# Applying python-docx to ZMS content

## Load basic libraries

In [None]:
import ZODB
import os
from Products.Five.browser.tests.pages import SimpleView
from Testing.makerequest import makerequest 							# makerequest(context)
from Testing.ZopeTestCase.testZODBCompat import make_request_response 	# make_request_response()[1]
from Acquisition import aq_get
from Products.zms import standard
from Products.zms import rest_api
import json

import re
from bs4 import BeautifulSoup
from docx import Document
from docx.enum.table import WD_TABLE_ALIGNMENT

## Open ZODB

In [2]:
# Create a ZODB connection to an existing ZODB database file
try:
	wd = '/home/zope/instance/zms5_dev/var/'
	db = ZODB.DB(os.path.join(wd, 'Data.fs'))
	conn = db.open()
	root = conn.root
	###{'Application': <Application at >}
except:
	db.close()
	print('Error: Database connection had to be closed before reopened.')

## Get ZODB Context

In [None]:
# ZMS-Node /myzms2/content
context = root.Application.myzms2.content 
# ##############################################
# Add REQUEST to zmscontext object
context = makerequest(context)
# Add REQUEST vars
context.REQUEST.set('lang','ger')
context.REQUEST.set('path_to_handle','')
# Add RESPONSE
context.REQUEST.set('RESPONSE', make_request_response()[1])
# ##############################################
zmscontext = context.e5
request = rest_api._get_request(zmscontext)

# Example API calls for extracting content from ZMS objects

In [None]:
# tree_nodes = rest_api.RestApiController(context,request).list_tree_nodes(zmscontext)[0:1]

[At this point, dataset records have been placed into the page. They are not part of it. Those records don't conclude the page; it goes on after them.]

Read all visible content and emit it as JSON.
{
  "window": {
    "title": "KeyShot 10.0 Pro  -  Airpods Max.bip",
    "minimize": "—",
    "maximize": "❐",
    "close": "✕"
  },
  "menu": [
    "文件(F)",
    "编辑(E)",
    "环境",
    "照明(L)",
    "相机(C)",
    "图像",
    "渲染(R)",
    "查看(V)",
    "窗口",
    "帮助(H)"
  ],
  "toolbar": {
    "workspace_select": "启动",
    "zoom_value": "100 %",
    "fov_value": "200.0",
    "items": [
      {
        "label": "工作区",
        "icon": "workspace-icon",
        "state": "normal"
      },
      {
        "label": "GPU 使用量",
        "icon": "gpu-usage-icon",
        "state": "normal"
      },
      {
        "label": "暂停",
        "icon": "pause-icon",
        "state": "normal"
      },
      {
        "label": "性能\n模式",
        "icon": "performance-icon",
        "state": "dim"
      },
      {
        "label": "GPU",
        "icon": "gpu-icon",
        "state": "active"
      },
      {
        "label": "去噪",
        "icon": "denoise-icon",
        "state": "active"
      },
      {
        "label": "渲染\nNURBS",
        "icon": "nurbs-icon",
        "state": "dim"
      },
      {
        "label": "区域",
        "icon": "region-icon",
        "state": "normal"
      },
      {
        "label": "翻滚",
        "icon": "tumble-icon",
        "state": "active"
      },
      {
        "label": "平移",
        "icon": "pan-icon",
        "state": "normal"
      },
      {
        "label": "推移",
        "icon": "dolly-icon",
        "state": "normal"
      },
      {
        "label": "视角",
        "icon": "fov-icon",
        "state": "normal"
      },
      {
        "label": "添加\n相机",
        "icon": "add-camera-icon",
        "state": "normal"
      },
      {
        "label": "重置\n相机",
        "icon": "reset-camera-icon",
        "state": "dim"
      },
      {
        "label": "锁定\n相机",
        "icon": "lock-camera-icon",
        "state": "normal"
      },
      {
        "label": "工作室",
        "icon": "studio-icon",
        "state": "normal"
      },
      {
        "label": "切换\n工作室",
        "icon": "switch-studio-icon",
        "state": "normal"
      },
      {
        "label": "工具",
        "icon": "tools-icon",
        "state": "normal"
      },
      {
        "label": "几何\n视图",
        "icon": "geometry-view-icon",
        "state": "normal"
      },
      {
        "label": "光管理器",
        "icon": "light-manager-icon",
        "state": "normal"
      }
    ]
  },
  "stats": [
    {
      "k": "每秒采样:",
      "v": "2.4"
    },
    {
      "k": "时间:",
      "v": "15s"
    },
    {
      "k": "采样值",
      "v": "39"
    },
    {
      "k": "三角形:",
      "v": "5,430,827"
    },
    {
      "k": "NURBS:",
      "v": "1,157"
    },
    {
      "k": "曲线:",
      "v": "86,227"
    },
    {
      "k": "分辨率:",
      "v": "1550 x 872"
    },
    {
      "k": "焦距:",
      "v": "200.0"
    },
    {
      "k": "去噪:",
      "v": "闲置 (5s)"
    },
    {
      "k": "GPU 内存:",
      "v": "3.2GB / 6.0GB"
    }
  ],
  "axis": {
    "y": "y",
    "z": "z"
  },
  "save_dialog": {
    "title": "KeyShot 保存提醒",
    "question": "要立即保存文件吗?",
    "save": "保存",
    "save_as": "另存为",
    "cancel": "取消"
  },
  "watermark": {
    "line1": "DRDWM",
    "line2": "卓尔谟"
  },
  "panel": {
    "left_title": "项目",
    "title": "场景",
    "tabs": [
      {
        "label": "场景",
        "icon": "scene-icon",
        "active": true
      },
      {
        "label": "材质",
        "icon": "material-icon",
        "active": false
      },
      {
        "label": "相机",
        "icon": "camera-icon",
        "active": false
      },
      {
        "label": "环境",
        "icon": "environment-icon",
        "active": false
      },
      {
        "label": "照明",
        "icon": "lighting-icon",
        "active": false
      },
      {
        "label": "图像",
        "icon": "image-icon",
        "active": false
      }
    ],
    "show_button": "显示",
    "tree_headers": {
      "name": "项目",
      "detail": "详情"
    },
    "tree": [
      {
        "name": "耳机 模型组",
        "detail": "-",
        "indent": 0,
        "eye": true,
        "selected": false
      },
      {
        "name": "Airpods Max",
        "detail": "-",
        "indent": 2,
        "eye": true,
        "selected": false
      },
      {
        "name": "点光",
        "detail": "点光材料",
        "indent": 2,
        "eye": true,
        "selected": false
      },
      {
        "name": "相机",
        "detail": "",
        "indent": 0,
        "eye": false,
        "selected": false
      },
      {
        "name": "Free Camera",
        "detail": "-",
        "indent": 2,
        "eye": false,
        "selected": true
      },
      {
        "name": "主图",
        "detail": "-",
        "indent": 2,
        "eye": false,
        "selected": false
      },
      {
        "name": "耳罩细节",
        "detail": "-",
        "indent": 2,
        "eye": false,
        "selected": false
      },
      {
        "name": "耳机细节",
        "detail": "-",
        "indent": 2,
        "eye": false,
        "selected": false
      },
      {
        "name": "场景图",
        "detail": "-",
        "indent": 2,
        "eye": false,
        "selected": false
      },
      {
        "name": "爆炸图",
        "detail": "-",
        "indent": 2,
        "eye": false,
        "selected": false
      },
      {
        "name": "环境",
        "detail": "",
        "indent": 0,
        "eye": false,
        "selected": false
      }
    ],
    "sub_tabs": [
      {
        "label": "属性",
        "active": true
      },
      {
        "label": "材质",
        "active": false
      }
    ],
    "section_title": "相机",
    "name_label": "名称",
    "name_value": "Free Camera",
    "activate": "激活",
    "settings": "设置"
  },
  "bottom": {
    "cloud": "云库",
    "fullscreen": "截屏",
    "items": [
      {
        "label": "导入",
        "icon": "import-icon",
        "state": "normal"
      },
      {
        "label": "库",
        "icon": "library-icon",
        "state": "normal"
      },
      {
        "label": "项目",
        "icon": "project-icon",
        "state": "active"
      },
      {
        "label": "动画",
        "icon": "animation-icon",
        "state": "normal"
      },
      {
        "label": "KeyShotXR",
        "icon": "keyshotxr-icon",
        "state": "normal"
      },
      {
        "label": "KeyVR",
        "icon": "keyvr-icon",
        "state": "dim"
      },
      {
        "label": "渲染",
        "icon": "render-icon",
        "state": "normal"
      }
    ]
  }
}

doc = rest_api.get_attrs(zmscontext)
print(json.dumps(doc,indent=2))

node = context.e4
print(json.dumps(rest_api.get_attrs(node),indent=2))

## Test Python-Script
# a_pyscript = makerequest(root.Application.myzmsx.a_pyscript)
# print(a_pyscript.read())

# Get a custom py methods standard_json of a node (zpt does not work!)
print(json.dumps(rest_api.get_attr(node,'standard_json'),indent=2))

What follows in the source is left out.